INTRODUCTION AU ZEROTHEISME
Autant le dire dès le début, la question de l'existence de Dieu ne présente pas le moindre intérêt. L'argument ontologique est à prendre à rebours : l'Être suressentiel, éternel, infini dans son être et dans ses attributs n'a que faire de l'existence. Exister n'apporte rien de plus à ce qu'il est déjà. Et s'il n'existe pas, cela ne lui nuit en rien, il ne perd rien. Si ses attributs sont infinis, c'est comme s'il n'en avait aucun. Ce que je suis en train de dire, c'est que si Dieu existe, alors il n'existe pourtant pas, et si Dieu n'existe pas, alors il existe quand même. C'est pourtant simple à comprendre. Voilà donc la question odieuse "Dieu existe-t-il ?" balayée, évacuée, expulsée comme une malpropre (je n'ai pas dit "résolue", je souligne). Il faut admettre qu'on respire mieux, tout de suite, et on peut passer à l'étape suivante. Dieu ne peut pas être quelque chose, car ce serait affirmer son existence, et tomber dans une impasse. Posons donc : Dieu n'est rien. Ou plutôt : Dieu est rien. C'est un néant, un vide, c'est le zéro métaphysique absolu [1], dont "l'Etre n'est qu'un infime défaut dans l'infinie pureté du Non-Être" (Valéry). On parlera donc de zérothéisme.

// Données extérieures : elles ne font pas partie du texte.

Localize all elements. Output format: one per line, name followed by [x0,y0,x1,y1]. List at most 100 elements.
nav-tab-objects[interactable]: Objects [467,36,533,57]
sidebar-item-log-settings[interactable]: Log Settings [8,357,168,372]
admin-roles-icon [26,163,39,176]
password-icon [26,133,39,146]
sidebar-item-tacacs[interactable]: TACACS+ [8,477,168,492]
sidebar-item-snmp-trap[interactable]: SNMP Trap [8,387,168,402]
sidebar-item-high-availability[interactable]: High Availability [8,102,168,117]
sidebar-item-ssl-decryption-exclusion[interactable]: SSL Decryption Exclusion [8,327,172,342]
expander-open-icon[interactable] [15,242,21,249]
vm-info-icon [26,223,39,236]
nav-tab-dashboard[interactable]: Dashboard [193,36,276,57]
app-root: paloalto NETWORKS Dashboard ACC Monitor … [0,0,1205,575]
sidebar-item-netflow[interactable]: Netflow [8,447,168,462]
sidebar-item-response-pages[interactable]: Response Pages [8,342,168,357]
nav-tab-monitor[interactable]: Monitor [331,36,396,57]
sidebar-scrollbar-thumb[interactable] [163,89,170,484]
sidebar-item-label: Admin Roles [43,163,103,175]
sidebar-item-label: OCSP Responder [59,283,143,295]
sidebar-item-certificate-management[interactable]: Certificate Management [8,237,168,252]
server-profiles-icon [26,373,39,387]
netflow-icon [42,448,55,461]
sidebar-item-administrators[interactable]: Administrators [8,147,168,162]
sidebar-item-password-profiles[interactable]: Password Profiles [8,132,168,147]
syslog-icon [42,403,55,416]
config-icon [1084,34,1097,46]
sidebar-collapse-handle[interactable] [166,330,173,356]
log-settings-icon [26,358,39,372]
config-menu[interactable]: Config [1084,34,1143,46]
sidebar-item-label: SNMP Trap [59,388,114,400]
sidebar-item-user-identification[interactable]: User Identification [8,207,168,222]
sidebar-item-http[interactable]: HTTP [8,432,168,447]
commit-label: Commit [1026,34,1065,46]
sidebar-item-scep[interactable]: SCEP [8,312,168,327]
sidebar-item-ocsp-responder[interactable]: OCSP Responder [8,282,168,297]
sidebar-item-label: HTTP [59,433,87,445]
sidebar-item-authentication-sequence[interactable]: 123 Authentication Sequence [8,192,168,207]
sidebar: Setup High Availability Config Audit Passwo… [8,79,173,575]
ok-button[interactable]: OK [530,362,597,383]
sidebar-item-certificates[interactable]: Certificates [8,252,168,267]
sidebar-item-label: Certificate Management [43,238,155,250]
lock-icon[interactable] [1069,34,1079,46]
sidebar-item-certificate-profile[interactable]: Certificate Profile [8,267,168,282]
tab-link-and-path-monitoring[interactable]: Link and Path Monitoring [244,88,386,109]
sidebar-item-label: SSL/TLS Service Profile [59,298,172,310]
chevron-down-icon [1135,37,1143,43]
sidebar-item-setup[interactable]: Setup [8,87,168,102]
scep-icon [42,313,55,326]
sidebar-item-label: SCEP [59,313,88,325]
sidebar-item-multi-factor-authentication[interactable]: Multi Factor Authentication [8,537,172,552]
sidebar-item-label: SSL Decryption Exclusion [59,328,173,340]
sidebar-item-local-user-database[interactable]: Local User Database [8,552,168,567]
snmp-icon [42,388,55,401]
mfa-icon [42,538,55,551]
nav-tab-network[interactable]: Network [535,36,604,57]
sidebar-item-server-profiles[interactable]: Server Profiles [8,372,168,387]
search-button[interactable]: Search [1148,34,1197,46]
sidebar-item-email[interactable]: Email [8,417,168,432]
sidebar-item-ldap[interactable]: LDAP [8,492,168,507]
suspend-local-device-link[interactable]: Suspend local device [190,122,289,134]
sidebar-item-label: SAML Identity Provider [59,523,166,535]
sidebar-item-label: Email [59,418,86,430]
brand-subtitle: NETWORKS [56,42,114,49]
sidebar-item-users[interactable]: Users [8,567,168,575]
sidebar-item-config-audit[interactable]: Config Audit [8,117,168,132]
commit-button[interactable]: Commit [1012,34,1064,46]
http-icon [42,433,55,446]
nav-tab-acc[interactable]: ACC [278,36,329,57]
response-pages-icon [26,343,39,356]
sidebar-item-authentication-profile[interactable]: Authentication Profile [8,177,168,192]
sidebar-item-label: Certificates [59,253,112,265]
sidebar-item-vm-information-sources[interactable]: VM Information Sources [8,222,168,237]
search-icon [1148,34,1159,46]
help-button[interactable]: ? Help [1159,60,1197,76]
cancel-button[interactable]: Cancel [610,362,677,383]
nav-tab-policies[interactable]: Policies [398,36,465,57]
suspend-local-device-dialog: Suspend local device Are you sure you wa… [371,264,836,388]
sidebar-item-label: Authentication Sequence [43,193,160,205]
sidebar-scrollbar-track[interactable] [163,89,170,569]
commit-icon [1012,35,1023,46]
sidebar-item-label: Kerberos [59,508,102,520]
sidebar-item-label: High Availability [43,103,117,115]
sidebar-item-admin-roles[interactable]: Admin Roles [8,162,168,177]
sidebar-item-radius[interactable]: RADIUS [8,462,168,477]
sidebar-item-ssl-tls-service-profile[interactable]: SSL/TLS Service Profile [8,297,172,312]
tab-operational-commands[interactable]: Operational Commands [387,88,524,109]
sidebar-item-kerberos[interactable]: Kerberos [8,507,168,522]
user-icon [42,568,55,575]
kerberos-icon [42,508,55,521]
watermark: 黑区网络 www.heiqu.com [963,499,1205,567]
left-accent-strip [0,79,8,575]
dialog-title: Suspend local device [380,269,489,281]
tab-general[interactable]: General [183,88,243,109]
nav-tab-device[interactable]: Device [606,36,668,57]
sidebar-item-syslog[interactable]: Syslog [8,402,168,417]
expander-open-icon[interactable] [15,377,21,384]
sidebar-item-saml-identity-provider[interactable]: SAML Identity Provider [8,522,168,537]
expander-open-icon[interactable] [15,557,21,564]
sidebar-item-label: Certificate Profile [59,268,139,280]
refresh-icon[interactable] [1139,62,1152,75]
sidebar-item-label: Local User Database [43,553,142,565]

Ainsi, Dieu est rien. Je ne sais pas si cela satisfera les athées et certains croyants. Mais qu'on y réfléchisse. Après tout, rien, c'est quelque chose ! Qui a déjà vu "rien", qui a essayé de penser à rien, de se représenter le néant ? Pas facile. Et pourtant, le vide est partout, même s'il n'est nulle part en particulier. La matière ne peut exister que par le vide qui sépare les particules, "trente rayons convergent au moyeu, mais c'est le vide médian qui fait marcher le char" (Laozi). La question n'est donc pas "pourquoi y a-t-il quelque chose plutôt que rien ?", mais "pourrait-il y avoir quelque chose s'il n'y avait pas rien ?".
Qu'on ne se méprenne pas : le zérothéisme n'est pas de l'athéisme. Au contraire, le zérothéisme se trouve au sein des grandes traditions religieuses, de la théologie apophatique chrétienne à la réalisation bouddhiste de la vacuité, en passant par l'anéantissement soufi. L'athée prend prétexte de l'inexistence de Dieu pour échapper à toute pratique spirituelle déterminée. L'agnostique, plus timoré, fait valoir son scepticisme pour suspendre sa pratique à l'indécidabilité d'une question qui est, je l'ai dit plus haut, totalement inintéressante. Bon nombre d'athées et d'agnostiques prétendent tout de même qu'ils peuvent développer une forme de spiritualité qui leur est spécifique. Nous voyons bien que le zérothéisme permet effectivement de leur aménager un chemin vers Dieu, car il est permis de supposer que leurs réticences proviennent en réalité d'une saine horreur de l'idolâtrie dont les fidèles donnent malheureusement trop d'exemples. Cependant, cette "bonne foi" présumée des athées et des agnostiques est beaucoup plus douteuse lorsqu'elle se mue en mépris systématique de toute forme de dévotion et de religiosité, qui ne sont nullement bannies par le zérothéisme.